Balneum Virile: erkekler hamamı.

Balneum Muliebre: kadınlar hamamı.

Bazı imparatorlar karışık yıkanmayı esneklikle karşılamışlarsa da, alışılmış olan kadınların ve erkeklerin ayrı ayrı hamama gitmeleridir.  Kadınlar sabahları, erkekler işleri bitince öğleden sonra hamama giderlerdi. Ayrıca Roma hamamlarında balneaticum adı verilen giriş ücreti alınıyordu. Fakat çocuklar, imparatorluk köleleri, askerler ve yargı mensupları ya da yakınlarının köleleri bedava yıkanıyorlardı.
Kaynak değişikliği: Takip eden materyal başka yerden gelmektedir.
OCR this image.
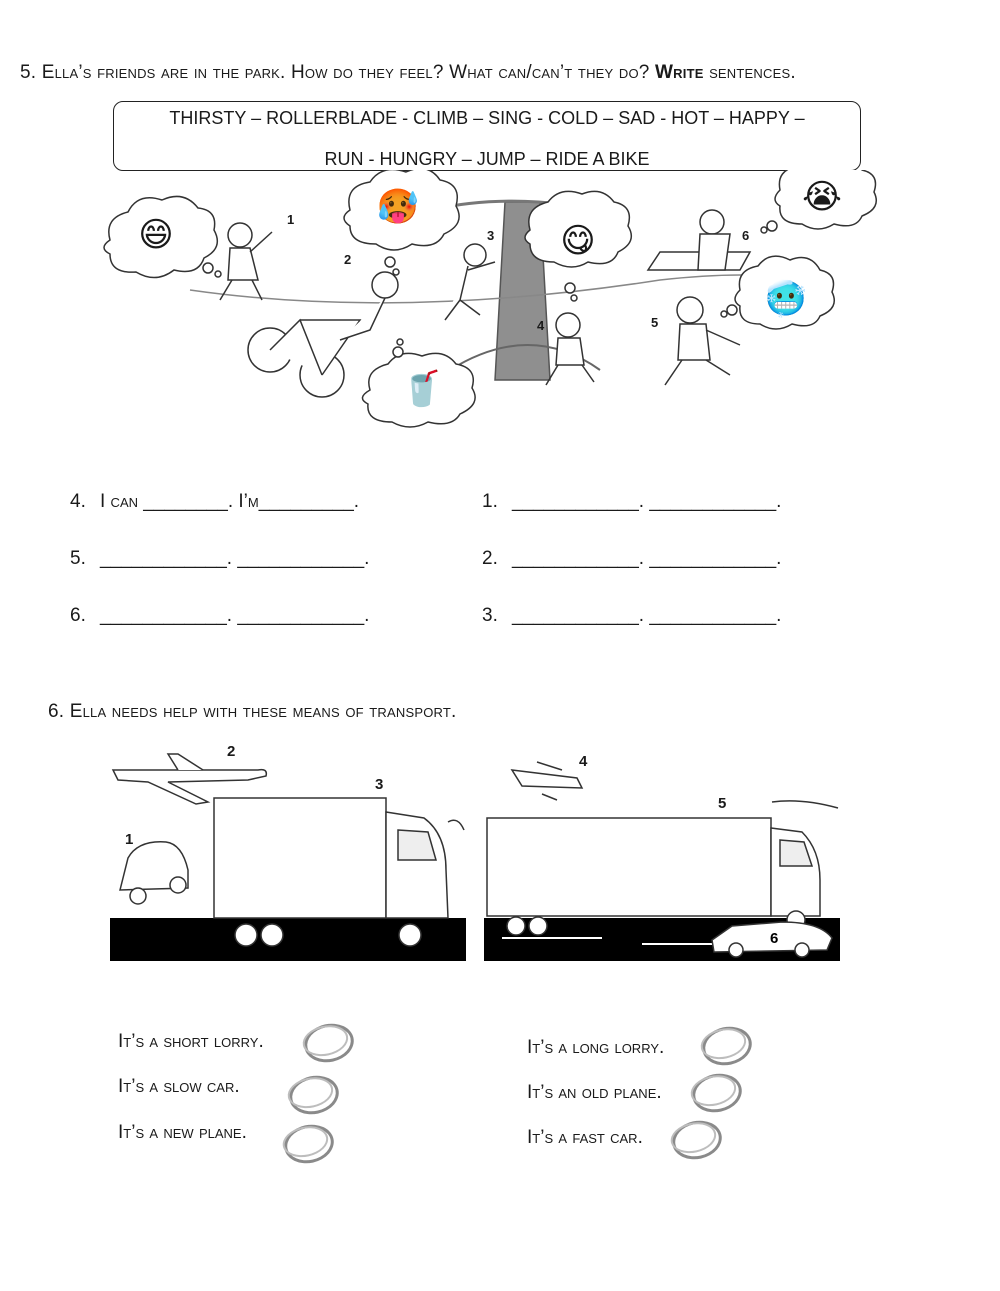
5. Ella’s friends are in the park. How do they feel? What can/can’t they do? Write sentences.
THIRSTY – ROLLERBLADE - CLIMB – SING - COLD – SAD - HOT – HAPPY –
RUN - HUNGRY – JUMP – RIDE A BIKE
😄
🥵
😋
😭
🥶
🥤
1
2
3
4	5
6
4. I can ________. I’m_________.
5. ____________. ____________.
6. ____________. ____________.
1. ____________. ____________.
2. ____________. ____________.
3. ____________. ____________.
6. Ella needs help with these means of transport.
1
2
3
4
5
6
It’s a short lorry.
It’s a slow car.
It’s a new plane.
It’s a long lorry.
It’s an old plane.
It’s a fast car.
                                              ANKARA ROMA HAMAMI



Roma Hamamı, Ulus Meydanı’ndan Yıldırım Beyazıt Meydanı’na uzanan Çankırı Caddesi üzerinde, Ulus’tan itibaren yaklaşık 400 metre uzaklıkta, yolun batısında, caddeden 2,5 metre kadar yükseklikteki bir plato üzerinde bulunmaktadır. Roma Hamamı, İ.S. 188-217 yılları arasında yaşamış olan Roma İmparatoru Lucius Septimius Bassianus tarafından Sağlık Tanrısı Asklepios adına yaptırılmıştır.











   Hamamın bulunduğu bu yüksek alanın bir höyük bilinmektedir. Burada Prof. Dr. Remzi Oğuz Arık tarafından 1937 yılında kazılar yapılmış olup, höyüğün Frig ve Roma Devri katları ortaya çıkarılmıştır. Höyükte yapılan kazılar 1938-1939 yıllarında Müzeler Müdürü Hamit Z. Koşay’ın nezaretinde sürdürülmüştür. Bu kazılar sonucunda ortaya çıkan Hamam Binası, 1939-1943 yıllarında yapılan kazılarla da bütünüyle ortaya çıkarılmıştır. Bu dönemdeki kazıları Türk Tarih Kurumu’nun destekleriyle, yine Hamit Z. Koşay’ın bilimsel başkanlığında Arkeolog Necati Dolunay yönetmiştir. Kazının mimari buluntularını Arkeolog Mahmut Akok değerlendirmiş ve daha sonra rekonstrüksiyon planlarını çizerek kısmen de restorasyon çalışmalarını başlatmıştır. 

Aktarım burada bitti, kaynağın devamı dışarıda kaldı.